DNS Rebinding issue

I’m about to pull my hair out on this DNS rebinding issue. …or at least, I assume its a rebinding issue.

Blah, blah… clients can’t connect to PMS securely on the local network, but can via insecure connections, etc. etc…

All my googling says it’s a rebind issue and give limited information on fixing it based on very limited DNS setups. Most of the posts in google land just say “fix it on your router” and nothing actually helpful.

So here’s where my setup gets different and why I don’t even know what to look at to try to fix this.

I’m running Windows server 2012 for DHCP and DNS (essentials domain network). non-local domains are forwarded to OpenDNS for resolution. No DNS requests ever hit my routers. Yes, I said routers, because I have two internet connection because I live in the sticks where AT&T thinks no one cares about the internet and won’t bring a decent speed connection to us… so two connections to split the load (DHCP assigns separate gateways depending on how I configure each client’s reservation and which internet link I want each client to use).

My routers are also sitting behind the AT&T router/modems… so yay… double NAT setup too. (Side note, I can double port forward and get remote connections working just fine, but I have remote connections turned off in PMS because I never need Plex outside the network and don’t need extra holes in my firewalls that aren’t necessary).

So back to the DNS rebind. Nothing will connect via secure channel (all roku clients). I have to manually set each roku to use insecure connections. I really want to remove this step so plugging in a new client just works… (You know Wife acceptance factor and everything).

So how should I resolve this… Would adding a custom forward lookup domain to the DNS servers and redirecting *.plex.direct to my PMS fix this, or would redirecting EVERYTHING under the plex.direct domain break other stuff? Is there something that still needs to be changed at the routers (Asus RT-AC68w, and LInksys E1000, if it matters). Or something that needs to be changed on the AT&T routers?

Should I just give up and go get a drink and avoid the wife?

Edit to add… I ran dns lookups on my IPAddress.longkeystuff.plex.direct and get the common OpenDNS has blocked this malware attack redirect. I know I can turn off Local address filtering at OpenDNS, but I don’t want to turn it off completely and can’t see how to turn it off for just the plex.direct domain at OpenDNS, so if someone knows ho to do that, that would be great.
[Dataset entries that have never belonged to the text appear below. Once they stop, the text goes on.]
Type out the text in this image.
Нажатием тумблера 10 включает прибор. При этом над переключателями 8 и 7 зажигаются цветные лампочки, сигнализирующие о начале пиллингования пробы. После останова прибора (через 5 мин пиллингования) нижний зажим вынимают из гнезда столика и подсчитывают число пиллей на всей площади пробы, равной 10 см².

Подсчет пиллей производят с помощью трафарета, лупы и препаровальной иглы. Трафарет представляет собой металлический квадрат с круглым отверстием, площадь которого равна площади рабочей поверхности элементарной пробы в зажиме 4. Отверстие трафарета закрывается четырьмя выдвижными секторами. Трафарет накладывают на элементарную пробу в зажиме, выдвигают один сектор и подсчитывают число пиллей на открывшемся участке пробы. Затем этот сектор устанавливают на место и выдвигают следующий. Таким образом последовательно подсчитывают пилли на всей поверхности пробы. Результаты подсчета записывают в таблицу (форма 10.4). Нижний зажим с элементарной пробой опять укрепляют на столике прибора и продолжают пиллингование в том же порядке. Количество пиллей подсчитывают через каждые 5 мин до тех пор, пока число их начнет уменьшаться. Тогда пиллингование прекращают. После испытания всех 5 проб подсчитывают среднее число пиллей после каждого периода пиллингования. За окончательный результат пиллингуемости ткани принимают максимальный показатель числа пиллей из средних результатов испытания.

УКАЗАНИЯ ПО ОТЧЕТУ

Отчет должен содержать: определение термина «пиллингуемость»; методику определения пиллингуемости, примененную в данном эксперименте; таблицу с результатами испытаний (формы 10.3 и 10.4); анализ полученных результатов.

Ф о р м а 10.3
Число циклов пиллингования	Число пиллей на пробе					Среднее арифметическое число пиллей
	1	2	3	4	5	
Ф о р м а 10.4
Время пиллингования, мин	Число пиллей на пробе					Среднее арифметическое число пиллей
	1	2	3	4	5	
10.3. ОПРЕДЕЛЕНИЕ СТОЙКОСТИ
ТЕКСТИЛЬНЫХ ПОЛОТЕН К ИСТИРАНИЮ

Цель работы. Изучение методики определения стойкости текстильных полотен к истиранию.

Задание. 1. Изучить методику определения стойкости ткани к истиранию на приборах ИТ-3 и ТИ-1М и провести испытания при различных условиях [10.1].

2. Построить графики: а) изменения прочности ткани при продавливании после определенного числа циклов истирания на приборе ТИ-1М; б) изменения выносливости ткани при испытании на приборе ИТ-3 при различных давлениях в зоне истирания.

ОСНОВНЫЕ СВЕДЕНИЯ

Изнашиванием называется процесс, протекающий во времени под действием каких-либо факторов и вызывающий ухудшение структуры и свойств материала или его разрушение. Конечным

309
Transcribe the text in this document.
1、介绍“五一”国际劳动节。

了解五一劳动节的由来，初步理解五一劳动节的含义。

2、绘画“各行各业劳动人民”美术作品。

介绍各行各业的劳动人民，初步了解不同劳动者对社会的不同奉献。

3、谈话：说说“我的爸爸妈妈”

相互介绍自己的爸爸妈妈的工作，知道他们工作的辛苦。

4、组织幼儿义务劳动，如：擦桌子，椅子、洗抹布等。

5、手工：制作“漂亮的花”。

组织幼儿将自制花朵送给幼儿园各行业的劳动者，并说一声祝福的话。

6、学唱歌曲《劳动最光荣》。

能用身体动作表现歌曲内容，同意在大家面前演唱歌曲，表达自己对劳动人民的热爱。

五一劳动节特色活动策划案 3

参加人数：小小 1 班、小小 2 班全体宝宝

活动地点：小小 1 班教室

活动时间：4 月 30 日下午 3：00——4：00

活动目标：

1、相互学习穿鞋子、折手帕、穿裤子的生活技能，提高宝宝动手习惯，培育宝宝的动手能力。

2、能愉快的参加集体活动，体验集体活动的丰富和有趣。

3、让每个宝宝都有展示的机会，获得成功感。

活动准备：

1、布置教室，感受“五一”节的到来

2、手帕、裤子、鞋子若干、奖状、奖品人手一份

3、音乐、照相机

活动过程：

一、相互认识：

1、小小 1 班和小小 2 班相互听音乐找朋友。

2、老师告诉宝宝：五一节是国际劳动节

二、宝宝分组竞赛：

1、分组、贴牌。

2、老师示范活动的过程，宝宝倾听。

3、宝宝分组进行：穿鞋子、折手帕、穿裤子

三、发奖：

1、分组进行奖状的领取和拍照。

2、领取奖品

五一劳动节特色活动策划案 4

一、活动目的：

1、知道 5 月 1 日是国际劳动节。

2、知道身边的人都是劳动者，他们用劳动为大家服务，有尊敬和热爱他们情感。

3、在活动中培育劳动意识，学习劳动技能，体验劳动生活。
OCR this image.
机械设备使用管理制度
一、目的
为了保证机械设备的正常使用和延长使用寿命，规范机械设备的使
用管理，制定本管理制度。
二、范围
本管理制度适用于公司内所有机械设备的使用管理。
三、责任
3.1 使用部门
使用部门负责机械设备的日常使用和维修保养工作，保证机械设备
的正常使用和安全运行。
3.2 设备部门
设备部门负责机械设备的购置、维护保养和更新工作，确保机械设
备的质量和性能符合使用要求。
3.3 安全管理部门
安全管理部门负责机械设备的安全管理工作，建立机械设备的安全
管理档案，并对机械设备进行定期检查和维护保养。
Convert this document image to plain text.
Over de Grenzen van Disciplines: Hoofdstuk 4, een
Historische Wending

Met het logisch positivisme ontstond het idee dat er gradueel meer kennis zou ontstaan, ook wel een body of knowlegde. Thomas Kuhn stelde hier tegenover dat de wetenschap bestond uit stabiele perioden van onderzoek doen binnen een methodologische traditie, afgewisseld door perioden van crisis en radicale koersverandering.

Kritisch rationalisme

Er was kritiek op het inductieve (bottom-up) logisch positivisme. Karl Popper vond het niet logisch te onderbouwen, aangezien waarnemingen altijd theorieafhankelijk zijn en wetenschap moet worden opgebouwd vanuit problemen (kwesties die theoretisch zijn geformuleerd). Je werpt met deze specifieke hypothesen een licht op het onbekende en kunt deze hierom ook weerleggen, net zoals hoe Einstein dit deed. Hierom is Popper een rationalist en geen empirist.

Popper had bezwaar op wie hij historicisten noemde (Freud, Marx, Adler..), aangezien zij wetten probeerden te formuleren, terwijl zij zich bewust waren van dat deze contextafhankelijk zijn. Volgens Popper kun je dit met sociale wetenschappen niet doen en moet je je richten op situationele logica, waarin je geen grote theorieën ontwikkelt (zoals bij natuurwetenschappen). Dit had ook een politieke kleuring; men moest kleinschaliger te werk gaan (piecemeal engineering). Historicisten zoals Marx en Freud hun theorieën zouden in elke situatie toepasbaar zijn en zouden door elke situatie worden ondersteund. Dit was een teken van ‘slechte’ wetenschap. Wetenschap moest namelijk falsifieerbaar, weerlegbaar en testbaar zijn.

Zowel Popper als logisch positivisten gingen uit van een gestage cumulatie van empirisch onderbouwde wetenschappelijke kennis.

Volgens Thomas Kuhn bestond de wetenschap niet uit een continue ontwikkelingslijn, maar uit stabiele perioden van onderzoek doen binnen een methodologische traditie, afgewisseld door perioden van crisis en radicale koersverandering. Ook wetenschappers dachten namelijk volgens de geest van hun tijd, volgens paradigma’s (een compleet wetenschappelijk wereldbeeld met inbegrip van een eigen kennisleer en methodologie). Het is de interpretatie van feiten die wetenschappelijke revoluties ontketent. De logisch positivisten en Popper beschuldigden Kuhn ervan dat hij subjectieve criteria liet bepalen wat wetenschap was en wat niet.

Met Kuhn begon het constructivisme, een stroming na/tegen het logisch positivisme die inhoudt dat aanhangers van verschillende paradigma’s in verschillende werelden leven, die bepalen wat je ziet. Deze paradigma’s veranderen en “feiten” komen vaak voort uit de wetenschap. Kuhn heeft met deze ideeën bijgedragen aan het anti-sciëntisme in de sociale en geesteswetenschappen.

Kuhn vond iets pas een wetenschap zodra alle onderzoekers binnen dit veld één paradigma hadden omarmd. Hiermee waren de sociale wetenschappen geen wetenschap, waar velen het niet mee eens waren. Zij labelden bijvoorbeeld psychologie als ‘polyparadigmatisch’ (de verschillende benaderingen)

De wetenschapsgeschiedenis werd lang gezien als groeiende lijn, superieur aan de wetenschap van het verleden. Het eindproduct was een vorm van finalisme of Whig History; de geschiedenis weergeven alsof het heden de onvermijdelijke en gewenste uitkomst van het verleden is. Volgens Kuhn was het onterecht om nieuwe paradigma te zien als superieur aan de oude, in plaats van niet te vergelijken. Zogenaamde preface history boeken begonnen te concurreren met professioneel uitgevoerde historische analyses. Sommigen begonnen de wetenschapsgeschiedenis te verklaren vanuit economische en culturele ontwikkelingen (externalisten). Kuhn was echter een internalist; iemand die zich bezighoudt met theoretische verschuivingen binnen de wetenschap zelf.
Edit to my edit… Whitelisted plex.direct at OpenDNS and it seems to be working for my computer now. Will have to check the Roku Clients as DNS caches timeout and update.

Well you could look at the following utility from Steve Gibson.

A unique, comprehensive, accurate & free Windows (and Linux/Wine) utility to determine the exact performance of local and remote DNS nameservers . . .

https://www.grc.com/dns/benchmark.htm

I have found a lot of ISP and public DNS faulted in different localities. It’s best to obtain the quickest, most accurate and reliable service. This test can take a while like up to a couple hours as it thoroughly checks numerous times for best suggested DNS. These DNS addresses are at Computer level and not at the router, some other hardware like smart TV’s, Game consuls can be altered as well.

Add plex.tv as well to be sure.

Posting back with an update. It seems that white-listing the plex.direct domain on OpenDNS was all that I needed to do. After the last few days of near pulling my hair out with all this, it turned out to be that simple. sigh.